Day 4 - Wednesday, May 27

This journal entry is a little late due to the Memorial Day holiday and catching up a bit on Tuesday. I spent the long weekend camping near Mt. Rainier at the Mounthaven Resort. My son, Jace (8), and I joined the Herrboldt family, and we had adjoining spots for our RV's; well, I have a truck camper and Scott and April Herrboldt have a 32-foot 5th wheel. We had a ton of fun, went to Mt. Rainier each day to hike, sightsee, and enjoy the outdoors. My wife, Janet, and daughter, Kyla, spent the weekend getting Kyla, who just got out of college for the summer, ready for her trip to South Dakota next week.

Marius and his wife Miruna, who have 3 children under 5 years of age, stayed closer to home and spent time at tending their garden, catching up on some spring cleaning, and went to a few local parks to enjoy the good Seattle weather, an anomaly for Memorial Day for sure.

Back at work, and refreshed from a few days off, we resumed our work on creating the environment for our production data center. We currently have it staged in our server room at our office to make it easy to get everything setup properly. Once that is done, we will move all the equipment to our data center, change a couple IP addresses, and our servers will be "live." We are another step closer to releasing our beta. Marius finalized the code to store credentials securely on client computers. We evaluated how a few products on the market were doing this across several different segments, and decided on a method that was the best of all of them. Data privacy is an important foundation of our product and company, so we wanted to ensure our solution is best in class. Over the weekend, Marius was looking at how we have our office machines configured, and we decided to add additional hard drives to our development machines for data mirroring to minimize any downtime should one of our hard drives fail. We are so close to feature complete, we don't want any hardware failures to impact us. We can always restore from our backups, but that is not as quick as replacing a hard drive from a raid array.

Day 5 - Thursday, May 28

We arrived in the office this morning and found that a hard drive had failed on one of our corporate data servers. This machine runs our team foundation server, SharePoint, and test SQL databases. The machine is configured with raid 6, so we can lose up to two drives before any data is lost and we'd need to restore from backup. So we swapped out the bad drive with one from our inventory, and were back up and running normally in no time.

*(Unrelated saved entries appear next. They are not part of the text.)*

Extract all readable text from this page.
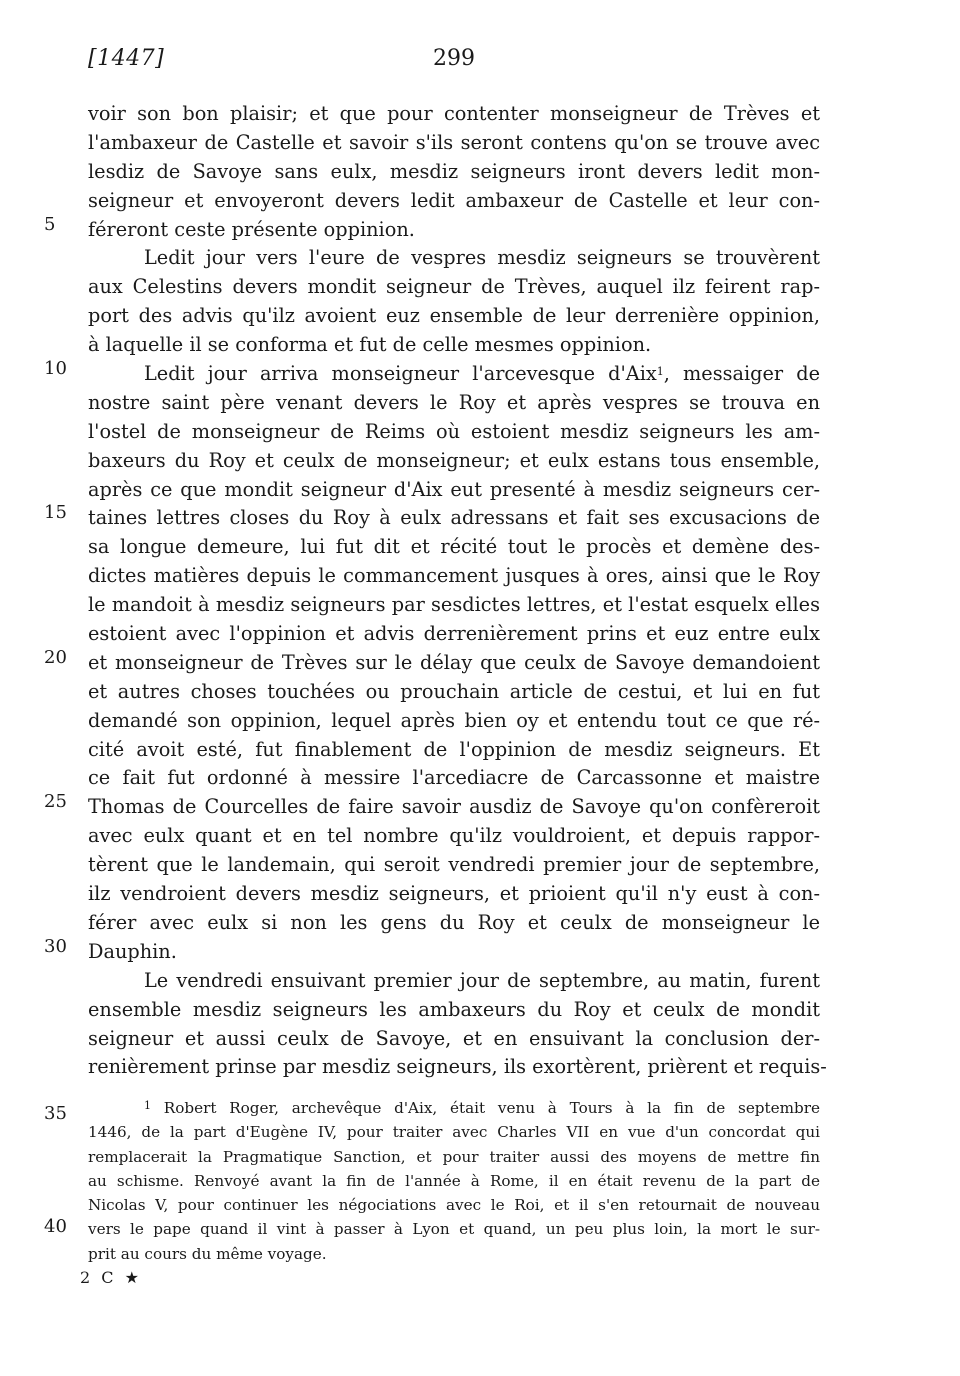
[1447]	299
5
10
15
20
25
30
35
40
voir son bon plaisir; et que pour contenter monseigneur de Trèves et
l'ambaxeur de Castelle et savoir s'ils seront contens qu'on se trouve avec
lesdiz de Savoye sans eulx, mesdiz seigneurs iront devers ledit mon-
seigneur et envoyeront devers ledit ambaxeur de Castelle et leur con-
féreront ceste présente oppinion.
Ledit jour vers l'eure de vespres mesdiz seigneurs se trouvèrent
aux Celestins devers mondit seigneur de Trèves, auquel ilz feirent rap-
port des advis qu'ilz avoient euz ensemble de leur derrenière oppinion,
à laquelle il se conforma et fut de celle mesmes oppinion.
Ledit jour arriva monseigneur l'arcevesque d'Aix$^1$, messaiger de
nostre saint père venant devers le Roy et après vespres se trouva en
l'ostel de monseigneur de Reims où estoient mesdiz seigneurs les am-
baxeurs du Roy et ceulx de monseigneur; et eulx estans tous ensemble,
après ce que mondit seigneur d'Aix eut presenté à mesdiz seigneurs cer-
taines lettres closes du Roy à eulx adressans et fait ses excusacions de
sa longue demeure, lui fut dit et récité tout le procès et demène des-
dictes matières depuis le commancement jusques à ores, ainsi que le Roy
le mandoit à mesdiz seigneurs par sesdictes lettres, et l'estat esquelx elles
estoient avec l'oppinion et advis derrenièrement prins et euz entre eulx
et monseigneur de Trèves sur le délay que ceulx de Savoye demandoient
et autres choses touchées ou prouchain article de cestui, et lui en fut
demandé son oppinion, lequel après bien oy et entendu tout ce que ré-
cité avoit esté, fut finablement de l'oppinion de mesdiz seigneurs. Et
ce fait fut ordonné à messire l'arcediacre de Carcassonne et maistre
Thomas de Courcelles de faire savoir ausdiz de Savoye qu'on confèreroit
avec eulx quant et en tel nombre qu'ilz vouldroient, et depuis rappor-
tèrent que le landemain, qui seroit vendredi premier jour de septembre,
ilz vendroient devers mesdiz seigneurs, et prioient qu'il n'y eust à con-
férer avec eulx si non les gens du Roy et ceulx de monseigneur le
Dauphin.
Le vendredi ensuivant premier jour de septembre, au matin, furent
ensemble mesdiz seigneurs les ambaxeurs du Roy et ceulx de mondit
seigneur et aussi ceulx de Savoye, et en ensuivant la conclusion der-
renièrement prinse par mesdiz seigneurs, ils exortèrent, prièrent et requis-
$^1$ Robert Roger, archevêque d'Aix, était venu à Tours à la fin de septembre
1446, de la part d'Eugène IV, pour traiter avec Charles VII en vue d'un concordat qui
remplacerait la Pragmatique Sanction, et pour traiter aussi des moyens de mettre fin
au schisme. Renvoyé avant la fin de l'année à Rome, il en était revenu de la part de
Nicolas V, pour continuer les négociations avec le Roi, et il s'en retournait de nouveau
vers le pape quand il vint à passer à Lyon et quand, un peu plus loin, la mort le sur-
prit au cours du même voyage.
2 C ★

We got a call from a VC firm today. It was a pure cold call, but we are always open to new opportunities, and a partnership could be appropriate in the future. We agreed to a meeting in mid June.

Marius refactored and moved an in-house utility for database deployments for the product to our shared code library. This allows our internal setup engine to be used across multiple projects. This was one of the first infrastructure projects we created, and has benefited us well since its inception. We believe great software requires great tools to develop, deploy, and sustain it.

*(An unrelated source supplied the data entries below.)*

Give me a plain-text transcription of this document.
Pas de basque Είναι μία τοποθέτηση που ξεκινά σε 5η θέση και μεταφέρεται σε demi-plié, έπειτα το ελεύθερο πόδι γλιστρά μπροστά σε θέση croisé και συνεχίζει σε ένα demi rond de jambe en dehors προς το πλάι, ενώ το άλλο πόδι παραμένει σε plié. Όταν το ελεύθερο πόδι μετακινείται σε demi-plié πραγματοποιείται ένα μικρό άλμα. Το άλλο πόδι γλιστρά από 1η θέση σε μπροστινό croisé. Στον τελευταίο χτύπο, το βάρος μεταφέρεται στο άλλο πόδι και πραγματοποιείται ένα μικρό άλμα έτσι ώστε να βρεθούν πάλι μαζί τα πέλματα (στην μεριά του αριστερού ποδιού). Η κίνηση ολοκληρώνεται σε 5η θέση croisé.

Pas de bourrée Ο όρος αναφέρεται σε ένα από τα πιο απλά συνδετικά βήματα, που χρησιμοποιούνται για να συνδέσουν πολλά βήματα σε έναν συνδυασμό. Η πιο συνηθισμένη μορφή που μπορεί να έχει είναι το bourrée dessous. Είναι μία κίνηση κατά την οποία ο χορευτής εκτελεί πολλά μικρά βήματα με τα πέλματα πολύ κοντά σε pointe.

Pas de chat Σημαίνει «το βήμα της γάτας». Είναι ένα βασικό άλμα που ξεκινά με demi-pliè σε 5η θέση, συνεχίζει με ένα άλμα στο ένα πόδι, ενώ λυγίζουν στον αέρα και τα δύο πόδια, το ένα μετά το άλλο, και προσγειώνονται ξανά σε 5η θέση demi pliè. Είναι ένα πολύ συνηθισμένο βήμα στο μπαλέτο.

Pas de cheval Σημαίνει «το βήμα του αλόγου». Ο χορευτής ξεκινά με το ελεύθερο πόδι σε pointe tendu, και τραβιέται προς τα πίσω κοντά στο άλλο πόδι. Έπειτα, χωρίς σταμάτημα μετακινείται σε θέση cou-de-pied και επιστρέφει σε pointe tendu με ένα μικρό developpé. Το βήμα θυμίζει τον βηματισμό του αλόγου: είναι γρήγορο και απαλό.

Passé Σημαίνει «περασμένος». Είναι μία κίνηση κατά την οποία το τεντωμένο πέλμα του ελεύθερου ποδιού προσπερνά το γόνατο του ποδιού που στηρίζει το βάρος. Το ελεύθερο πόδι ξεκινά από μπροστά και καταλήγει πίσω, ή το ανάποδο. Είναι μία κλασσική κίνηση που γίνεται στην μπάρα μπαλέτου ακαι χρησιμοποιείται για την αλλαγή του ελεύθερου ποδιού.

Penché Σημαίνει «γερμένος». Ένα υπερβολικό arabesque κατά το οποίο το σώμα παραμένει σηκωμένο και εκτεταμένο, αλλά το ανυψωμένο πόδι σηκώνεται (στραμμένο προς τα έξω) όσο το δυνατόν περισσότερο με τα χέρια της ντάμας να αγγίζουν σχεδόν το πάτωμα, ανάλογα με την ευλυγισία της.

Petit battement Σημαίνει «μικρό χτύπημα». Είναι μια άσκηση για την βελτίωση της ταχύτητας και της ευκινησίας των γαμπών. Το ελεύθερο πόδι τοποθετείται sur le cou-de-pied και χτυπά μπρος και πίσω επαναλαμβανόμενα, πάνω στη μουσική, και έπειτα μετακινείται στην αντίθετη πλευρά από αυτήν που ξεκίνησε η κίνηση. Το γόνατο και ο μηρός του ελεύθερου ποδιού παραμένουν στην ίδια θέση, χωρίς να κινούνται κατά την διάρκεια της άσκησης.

This just about wraps us our journal we did in conjunction with our upcoming interview with Reuters. We are looking forward to the interview and telling everyone what we can about our product plans. We are saving a lot of what we're working on for our official launch, but once we go live with our beta sign up page, we will start releasing more information. We have a lot of original thinking, design, features planned and built into our Newline Exact™ Eco-Digital Preservation product. We believe individuals and businesses will quickly appreciate what our product offers. Our company is unique in many ways, and this is reflected in how we design our product.